Nous avons également diversifié nos communautés et élaboré une ligne éditoriale pour chaque vecteur. Nous sommes en phase avec les tendances et touchons un large public. Nous avons également appuyé la création des comptes des unités et entités de l’armée de Terre.

Nous disposons ainsi d’un maillage fin, de l’échelle locale à nationale. Au total, l’armée de Terre représente près de 500 comptes ! Cela exige une plus grande attention et une veille constante.

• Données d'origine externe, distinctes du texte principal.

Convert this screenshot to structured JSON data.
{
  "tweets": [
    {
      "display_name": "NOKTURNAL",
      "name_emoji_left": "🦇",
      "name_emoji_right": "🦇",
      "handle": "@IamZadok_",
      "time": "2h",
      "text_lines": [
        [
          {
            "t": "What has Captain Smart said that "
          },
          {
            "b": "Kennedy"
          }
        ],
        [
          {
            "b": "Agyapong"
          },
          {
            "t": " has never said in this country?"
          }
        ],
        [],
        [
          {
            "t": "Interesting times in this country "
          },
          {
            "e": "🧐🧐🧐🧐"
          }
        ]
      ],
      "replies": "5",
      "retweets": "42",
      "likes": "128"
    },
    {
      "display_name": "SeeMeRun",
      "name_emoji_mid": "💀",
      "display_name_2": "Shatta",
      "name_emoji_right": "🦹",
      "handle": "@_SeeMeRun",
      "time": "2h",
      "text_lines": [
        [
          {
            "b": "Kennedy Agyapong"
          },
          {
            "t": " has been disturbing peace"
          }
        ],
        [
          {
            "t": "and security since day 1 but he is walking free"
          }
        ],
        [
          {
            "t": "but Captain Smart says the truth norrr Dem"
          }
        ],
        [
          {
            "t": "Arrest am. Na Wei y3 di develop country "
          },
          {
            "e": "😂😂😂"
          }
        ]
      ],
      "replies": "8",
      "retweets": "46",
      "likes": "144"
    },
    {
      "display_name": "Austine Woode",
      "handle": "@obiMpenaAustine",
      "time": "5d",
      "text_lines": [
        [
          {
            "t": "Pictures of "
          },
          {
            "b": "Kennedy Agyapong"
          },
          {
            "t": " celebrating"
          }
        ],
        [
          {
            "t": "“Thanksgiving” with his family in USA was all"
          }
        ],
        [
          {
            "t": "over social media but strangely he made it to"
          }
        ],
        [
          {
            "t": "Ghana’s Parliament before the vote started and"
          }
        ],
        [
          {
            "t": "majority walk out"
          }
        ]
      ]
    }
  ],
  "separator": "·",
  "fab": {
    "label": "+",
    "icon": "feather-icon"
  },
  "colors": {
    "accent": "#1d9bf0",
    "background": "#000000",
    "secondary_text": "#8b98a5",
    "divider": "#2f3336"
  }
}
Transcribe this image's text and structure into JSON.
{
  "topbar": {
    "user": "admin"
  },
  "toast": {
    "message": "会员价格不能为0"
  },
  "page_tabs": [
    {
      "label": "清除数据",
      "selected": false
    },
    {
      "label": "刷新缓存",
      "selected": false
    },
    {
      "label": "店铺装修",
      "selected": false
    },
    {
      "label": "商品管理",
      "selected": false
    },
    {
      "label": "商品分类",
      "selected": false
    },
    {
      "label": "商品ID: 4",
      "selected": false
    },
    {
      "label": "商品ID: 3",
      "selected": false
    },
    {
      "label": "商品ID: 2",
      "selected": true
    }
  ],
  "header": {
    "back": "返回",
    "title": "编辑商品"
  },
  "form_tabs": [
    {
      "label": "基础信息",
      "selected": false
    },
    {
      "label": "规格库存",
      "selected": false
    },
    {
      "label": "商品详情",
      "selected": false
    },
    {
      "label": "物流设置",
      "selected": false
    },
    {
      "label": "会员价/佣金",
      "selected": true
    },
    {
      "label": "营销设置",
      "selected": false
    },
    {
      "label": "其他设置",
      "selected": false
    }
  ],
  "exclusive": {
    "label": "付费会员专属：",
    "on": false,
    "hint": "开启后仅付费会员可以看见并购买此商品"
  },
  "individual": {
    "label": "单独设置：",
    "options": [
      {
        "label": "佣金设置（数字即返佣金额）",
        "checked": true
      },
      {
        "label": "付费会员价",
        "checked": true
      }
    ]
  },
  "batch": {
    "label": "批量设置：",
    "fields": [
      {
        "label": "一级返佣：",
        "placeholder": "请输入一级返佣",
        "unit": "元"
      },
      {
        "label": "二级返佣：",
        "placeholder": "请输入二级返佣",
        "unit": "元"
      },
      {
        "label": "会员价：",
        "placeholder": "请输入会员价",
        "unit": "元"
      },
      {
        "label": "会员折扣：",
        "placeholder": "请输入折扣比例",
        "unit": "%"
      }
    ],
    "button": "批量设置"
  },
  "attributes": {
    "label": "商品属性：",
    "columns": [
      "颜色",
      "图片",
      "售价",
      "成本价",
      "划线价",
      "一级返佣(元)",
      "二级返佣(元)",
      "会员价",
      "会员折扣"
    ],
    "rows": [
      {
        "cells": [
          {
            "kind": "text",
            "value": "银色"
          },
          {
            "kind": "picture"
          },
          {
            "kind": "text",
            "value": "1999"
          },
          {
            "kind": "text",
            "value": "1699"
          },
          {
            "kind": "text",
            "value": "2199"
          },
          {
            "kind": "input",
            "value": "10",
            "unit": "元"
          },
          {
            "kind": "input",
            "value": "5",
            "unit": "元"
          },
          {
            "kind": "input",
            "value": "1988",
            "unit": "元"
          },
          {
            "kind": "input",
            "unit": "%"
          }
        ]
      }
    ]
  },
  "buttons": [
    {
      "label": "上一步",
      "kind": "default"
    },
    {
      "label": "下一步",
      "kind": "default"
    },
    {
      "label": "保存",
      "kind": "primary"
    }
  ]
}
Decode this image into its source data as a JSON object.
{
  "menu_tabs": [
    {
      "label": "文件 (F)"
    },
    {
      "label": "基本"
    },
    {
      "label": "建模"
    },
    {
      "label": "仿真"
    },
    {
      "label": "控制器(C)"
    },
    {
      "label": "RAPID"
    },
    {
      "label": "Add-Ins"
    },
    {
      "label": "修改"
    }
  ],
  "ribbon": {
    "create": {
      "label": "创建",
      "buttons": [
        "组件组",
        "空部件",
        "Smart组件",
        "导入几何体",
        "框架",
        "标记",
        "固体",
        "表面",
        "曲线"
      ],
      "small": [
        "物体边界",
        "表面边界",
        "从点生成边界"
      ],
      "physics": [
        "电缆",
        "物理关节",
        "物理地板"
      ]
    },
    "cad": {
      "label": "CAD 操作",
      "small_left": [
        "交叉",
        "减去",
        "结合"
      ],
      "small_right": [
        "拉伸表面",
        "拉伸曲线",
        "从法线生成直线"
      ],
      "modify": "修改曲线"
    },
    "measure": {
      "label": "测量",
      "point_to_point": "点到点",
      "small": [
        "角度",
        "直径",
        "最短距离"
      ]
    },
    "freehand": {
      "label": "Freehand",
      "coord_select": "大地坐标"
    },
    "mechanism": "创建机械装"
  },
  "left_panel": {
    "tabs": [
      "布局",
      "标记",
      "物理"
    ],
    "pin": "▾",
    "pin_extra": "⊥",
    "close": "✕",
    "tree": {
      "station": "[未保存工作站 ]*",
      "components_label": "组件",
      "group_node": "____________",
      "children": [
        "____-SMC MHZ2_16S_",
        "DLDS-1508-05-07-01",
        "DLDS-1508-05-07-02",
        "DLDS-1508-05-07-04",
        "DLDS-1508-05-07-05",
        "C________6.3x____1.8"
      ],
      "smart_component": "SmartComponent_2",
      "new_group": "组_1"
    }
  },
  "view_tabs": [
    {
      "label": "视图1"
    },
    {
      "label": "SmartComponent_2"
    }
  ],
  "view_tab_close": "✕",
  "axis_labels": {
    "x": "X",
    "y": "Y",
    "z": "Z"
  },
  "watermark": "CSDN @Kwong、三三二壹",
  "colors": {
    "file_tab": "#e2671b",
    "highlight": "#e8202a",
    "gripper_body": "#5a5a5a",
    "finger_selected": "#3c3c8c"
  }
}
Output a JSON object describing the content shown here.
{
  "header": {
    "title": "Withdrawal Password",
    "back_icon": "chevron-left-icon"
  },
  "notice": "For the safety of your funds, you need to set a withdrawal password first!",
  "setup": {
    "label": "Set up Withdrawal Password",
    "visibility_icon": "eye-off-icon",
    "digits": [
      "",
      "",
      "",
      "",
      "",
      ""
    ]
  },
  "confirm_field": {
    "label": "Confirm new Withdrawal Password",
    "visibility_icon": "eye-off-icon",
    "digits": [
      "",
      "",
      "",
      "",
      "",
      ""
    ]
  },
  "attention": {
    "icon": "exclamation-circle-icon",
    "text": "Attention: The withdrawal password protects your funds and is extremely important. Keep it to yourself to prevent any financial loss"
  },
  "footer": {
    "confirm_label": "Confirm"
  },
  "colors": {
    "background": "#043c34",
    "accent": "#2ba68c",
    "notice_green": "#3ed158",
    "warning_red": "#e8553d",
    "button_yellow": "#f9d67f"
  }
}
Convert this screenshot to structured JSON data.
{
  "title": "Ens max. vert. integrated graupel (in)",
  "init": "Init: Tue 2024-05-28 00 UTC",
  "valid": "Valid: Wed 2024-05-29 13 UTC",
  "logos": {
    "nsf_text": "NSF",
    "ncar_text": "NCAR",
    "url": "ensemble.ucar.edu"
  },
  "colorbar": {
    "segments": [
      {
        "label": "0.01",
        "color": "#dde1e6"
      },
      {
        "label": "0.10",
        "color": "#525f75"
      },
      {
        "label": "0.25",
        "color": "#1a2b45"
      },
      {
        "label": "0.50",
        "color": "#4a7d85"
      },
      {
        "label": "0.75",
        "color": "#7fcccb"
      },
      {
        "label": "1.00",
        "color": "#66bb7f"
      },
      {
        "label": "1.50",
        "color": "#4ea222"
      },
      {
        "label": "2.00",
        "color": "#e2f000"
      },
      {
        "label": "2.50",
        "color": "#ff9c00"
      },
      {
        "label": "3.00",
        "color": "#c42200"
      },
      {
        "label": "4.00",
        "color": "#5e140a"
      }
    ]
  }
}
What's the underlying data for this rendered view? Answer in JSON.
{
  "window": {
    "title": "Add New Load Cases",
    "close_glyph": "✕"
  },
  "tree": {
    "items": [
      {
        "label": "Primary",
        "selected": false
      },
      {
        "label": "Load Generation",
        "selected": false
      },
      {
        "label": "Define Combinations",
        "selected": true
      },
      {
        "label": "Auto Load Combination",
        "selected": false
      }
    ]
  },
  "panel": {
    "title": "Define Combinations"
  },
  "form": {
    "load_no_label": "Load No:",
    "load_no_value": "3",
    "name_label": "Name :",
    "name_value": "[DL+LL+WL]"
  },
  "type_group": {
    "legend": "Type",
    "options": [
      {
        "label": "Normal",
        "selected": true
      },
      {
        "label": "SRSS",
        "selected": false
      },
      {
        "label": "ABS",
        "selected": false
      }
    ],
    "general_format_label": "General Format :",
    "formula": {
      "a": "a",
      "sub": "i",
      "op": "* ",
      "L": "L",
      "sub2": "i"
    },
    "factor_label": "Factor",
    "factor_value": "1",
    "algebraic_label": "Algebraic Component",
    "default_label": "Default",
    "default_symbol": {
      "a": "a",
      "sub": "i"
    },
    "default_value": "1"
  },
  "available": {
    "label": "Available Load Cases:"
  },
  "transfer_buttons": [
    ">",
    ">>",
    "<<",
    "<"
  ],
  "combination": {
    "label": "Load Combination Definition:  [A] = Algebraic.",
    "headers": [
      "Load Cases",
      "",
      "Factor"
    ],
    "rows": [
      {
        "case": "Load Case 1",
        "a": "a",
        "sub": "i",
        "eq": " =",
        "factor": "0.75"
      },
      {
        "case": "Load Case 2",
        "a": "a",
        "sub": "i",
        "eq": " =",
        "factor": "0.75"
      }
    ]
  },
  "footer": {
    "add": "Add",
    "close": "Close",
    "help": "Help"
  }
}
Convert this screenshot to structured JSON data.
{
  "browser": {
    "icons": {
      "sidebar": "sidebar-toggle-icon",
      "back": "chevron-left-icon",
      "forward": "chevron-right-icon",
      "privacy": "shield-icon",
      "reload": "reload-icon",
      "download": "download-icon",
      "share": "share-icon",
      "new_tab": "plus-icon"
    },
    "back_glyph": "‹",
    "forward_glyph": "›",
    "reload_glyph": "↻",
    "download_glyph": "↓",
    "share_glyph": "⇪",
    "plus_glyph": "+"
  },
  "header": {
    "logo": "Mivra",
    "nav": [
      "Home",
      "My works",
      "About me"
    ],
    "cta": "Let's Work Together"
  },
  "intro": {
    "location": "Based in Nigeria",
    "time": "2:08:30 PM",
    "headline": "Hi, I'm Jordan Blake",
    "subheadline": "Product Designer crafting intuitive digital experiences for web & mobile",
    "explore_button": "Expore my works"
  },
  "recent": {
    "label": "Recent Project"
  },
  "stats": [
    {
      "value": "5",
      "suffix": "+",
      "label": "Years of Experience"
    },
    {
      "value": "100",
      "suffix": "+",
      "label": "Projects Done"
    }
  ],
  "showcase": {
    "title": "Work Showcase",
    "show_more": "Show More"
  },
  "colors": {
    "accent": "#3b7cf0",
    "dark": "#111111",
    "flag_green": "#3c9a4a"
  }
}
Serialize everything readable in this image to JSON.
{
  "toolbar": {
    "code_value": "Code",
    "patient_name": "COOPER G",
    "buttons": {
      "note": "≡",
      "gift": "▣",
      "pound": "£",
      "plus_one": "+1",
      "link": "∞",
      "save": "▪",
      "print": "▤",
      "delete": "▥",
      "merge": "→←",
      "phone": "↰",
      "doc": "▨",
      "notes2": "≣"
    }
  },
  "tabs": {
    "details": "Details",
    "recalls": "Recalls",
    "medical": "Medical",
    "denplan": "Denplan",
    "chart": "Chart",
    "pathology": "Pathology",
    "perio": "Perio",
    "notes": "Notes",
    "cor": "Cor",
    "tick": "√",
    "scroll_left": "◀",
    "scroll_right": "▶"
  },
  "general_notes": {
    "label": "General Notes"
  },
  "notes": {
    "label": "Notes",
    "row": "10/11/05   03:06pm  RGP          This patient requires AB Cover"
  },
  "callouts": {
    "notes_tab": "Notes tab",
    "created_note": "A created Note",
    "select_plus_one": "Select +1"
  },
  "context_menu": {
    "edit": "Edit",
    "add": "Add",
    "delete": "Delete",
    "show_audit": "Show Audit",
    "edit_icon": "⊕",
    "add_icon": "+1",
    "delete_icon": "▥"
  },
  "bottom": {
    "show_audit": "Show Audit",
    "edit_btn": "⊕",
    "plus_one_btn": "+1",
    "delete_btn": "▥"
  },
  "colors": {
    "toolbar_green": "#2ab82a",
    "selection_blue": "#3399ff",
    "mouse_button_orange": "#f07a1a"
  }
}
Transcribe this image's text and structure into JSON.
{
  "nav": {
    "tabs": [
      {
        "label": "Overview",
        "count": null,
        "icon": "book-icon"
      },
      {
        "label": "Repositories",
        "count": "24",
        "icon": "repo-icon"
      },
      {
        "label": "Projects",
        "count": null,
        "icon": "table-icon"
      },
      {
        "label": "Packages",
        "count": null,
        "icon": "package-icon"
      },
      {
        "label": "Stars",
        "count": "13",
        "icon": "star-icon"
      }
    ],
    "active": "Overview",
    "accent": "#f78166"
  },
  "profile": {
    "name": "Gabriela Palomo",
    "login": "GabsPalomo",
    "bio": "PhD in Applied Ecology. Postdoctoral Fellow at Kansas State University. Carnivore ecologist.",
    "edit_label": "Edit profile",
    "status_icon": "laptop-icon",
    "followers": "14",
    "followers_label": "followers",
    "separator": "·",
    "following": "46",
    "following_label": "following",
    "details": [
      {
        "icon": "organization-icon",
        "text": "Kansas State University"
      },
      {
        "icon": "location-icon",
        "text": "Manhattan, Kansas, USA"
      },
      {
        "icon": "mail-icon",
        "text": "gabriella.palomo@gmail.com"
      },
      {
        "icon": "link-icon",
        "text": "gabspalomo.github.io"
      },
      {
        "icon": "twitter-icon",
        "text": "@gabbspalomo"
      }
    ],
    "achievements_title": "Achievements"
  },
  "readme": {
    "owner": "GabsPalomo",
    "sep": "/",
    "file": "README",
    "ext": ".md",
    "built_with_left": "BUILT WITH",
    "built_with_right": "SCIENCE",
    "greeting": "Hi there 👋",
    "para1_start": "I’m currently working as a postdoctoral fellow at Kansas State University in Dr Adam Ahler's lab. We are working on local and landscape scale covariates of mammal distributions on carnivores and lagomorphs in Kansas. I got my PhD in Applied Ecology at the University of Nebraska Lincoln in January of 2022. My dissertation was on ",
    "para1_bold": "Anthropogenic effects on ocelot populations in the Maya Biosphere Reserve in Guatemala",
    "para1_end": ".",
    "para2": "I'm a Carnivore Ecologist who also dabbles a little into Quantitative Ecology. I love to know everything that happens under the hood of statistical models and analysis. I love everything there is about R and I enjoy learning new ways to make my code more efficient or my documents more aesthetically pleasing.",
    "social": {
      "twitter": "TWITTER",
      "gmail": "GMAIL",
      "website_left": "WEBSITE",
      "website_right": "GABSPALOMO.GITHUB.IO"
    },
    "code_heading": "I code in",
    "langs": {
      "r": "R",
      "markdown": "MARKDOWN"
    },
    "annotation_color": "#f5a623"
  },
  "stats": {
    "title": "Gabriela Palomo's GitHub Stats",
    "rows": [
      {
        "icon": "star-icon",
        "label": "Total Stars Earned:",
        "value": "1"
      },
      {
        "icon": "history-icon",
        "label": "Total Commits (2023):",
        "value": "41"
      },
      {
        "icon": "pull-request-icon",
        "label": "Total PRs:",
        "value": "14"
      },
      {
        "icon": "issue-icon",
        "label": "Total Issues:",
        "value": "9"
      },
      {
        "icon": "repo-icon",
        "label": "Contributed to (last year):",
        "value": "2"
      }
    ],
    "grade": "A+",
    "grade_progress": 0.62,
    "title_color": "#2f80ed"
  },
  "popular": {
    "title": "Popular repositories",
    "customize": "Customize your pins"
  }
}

Avez-vous déjà subi des attaques cybers ?

 

 

Il y a quelques années, je vous aurais parlé de "trolls", "haters" et "marabouts" qui venaient polluer nos fils d’actualités. Aujourd’hui, nous faisons face à des actions plus complexes et coordonnées, dont le but est de nuire, faire peur ou détruire. En 2020, une attaque sans précédent a eu lieu sur le compte Facebook de l’armée de Terre, un dimanche soir, diffusant plus de 1 000 messages simultanés à caractère terroriste par des centaines de comptes.

Le community manager a immédiatement réagi pour identifier et supprimer cet ennemi virtuel. Des exercices ont lieu régulièrement et l’équipe social media est expérimentée et capable d’anticiper, d’identifier et de faire face aux situations les plus à risques. Des attaques régulières sont déjouées grâce à leur action en continu.